Representatives of the Benson Institute are helping Ecuadorian families to become self-sufficient by providing training for growing crops and raising animals. (See accompanying video)
The project is part of the institute’s mission to “improve the quality of life of the people of the earth through improved practices in agriculture and nutrition.” The institute recently merged with Latter-day Saint Charities, an arm of Welfare Services of The Church of Jesus Christ of Latter-day Saints.
As Luis Tarquino, father of one of the 140 Ecuadorian families to receive help, said: “Some nutritionists (told us) about how to use the garden crops in our diet. At my home we have eaten up what we planted, the entire harvest now. On behalf of my family I’m grateful to the Benson Institute.” He said he was also grateful that the Benson Institute was helping many other families.
Another family to benefit from the initiative is that of Maria Carmen Quito Chuquin. “In my family, before the Benson Institute came, we didn’t even know how to grow food crops,” she said. “They taught us a lot about raising crops. We didn’t know how to raise guinea pigs either, nor chickens or pigs.” The institute also taught her family about nutrition and “to make things cleaner so that our children don’t get sick.”

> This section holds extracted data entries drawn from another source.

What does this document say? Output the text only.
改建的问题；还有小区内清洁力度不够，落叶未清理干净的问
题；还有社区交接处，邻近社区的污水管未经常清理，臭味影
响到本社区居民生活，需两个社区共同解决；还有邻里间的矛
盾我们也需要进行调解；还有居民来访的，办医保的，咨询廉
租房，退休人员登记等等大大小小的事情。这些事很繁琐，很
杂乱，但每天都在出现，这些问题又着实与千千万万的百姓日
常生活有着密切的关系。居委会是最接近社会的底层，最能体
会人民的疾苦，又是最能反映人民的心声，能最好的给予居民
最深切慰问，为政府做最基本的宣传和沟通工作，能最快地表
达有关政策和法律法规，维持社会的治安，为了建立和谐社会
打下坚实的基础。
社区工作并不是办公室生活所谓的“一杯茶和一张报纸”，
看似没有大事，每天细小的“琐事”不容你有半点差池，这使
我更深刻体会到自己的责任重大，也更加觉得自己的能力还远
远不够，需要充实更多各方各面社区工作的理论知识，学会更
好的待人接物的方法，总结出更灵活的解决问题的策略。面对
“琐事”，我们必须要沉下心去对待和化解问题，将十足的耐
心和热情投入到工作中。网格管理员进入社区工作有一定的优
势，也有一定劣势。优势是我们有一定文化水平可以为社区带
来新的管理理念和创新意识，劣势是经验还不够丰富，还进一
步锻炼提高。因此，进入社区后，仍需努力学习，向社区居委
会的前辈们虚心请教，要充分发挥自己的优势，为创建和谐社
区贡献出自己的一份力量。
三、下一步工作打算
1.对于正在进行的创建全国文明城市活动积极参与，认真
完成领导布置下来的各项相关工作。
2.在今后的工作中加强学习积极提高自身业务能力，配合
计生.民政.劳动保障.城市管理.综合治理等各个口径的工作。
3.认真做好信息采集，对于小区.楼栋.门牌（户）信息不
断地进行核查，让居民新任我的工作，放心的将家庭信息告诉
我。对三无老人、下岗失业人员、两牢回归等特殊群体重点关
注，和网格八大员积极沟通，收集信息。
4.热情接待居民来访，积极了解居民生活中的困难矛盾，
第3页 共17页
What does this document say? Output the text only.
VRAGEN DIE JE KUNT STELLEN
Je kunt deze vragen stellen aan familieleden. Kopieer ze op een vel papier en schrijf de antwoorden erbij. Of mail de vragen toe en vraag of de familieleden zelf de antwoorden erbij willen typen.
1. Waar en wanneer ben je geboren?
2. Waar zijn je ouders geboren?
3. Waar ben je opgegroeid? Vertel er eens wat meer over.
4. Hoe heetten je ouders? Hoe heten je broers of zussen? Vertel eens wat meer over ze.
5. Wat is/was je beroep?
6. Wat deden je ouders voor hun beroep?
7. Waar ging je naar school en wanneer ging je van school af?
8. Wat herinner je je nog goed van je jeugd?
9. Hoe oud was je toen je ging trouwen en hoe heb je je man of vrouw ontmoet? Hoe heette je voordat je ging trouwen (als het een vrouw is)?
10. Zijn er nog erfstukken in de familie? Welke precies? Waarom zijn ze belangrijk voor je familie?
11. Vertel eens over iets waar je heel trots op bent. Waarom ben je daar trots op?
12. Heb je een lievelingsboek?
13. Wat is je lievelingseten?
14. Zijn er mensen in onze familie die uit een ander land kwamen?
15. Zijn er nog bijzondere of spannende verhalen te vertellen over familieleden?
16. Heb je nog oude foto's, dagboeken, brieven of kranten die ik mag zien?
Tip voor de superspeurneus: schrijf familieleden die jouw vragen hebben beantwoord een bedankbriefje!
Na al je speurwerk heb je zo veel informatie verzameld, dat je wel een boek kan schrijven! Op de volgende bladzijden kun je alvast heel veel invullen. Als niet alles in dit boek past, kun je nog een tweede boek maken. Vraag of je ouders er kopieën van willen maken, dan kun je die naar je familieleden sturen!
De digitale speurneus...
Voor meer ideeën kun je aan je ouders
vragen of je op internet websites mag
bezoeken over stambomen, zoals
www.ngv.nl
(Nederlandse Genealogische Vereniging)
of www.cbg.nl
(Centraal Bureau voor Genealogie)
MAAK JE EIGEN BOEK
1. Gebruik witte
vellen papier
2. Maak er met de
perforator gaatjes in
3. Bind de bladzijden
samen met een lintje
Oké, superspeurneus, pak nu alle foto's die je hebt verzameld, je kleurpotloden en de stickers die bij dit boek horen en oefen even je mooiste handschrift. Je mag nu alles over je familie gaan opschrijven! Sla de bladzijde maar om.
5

“We used to take our baths in the river,” she explained. “We would bathe our children, and they would get rashes. Our children would get sick quite often ... but now we no longer have much of that. We bathe at home; we get our water from spigots at home. We prepare our food with water from the faucets; we don’t use water from the ditches anymore. We try to be cleaner, to take care of our families better.”
The feelings expressed by Tarquino and Chuquin are echoed by many who have been helped by the efforts of the Benson Institute. Having water to drink, water for bathing and washing clothes, and enough to eat is something most people take for granted, but in parts of the world providing those basic needs is a challenge.
The Benson Institute is named after former Church President Ezra Taft Benson, who was also a former U.S. Secretary of Agriculture. Since 1975, the institute has been working with rural, impoverished families to raise the quality of life by improving food production, nutrition and health.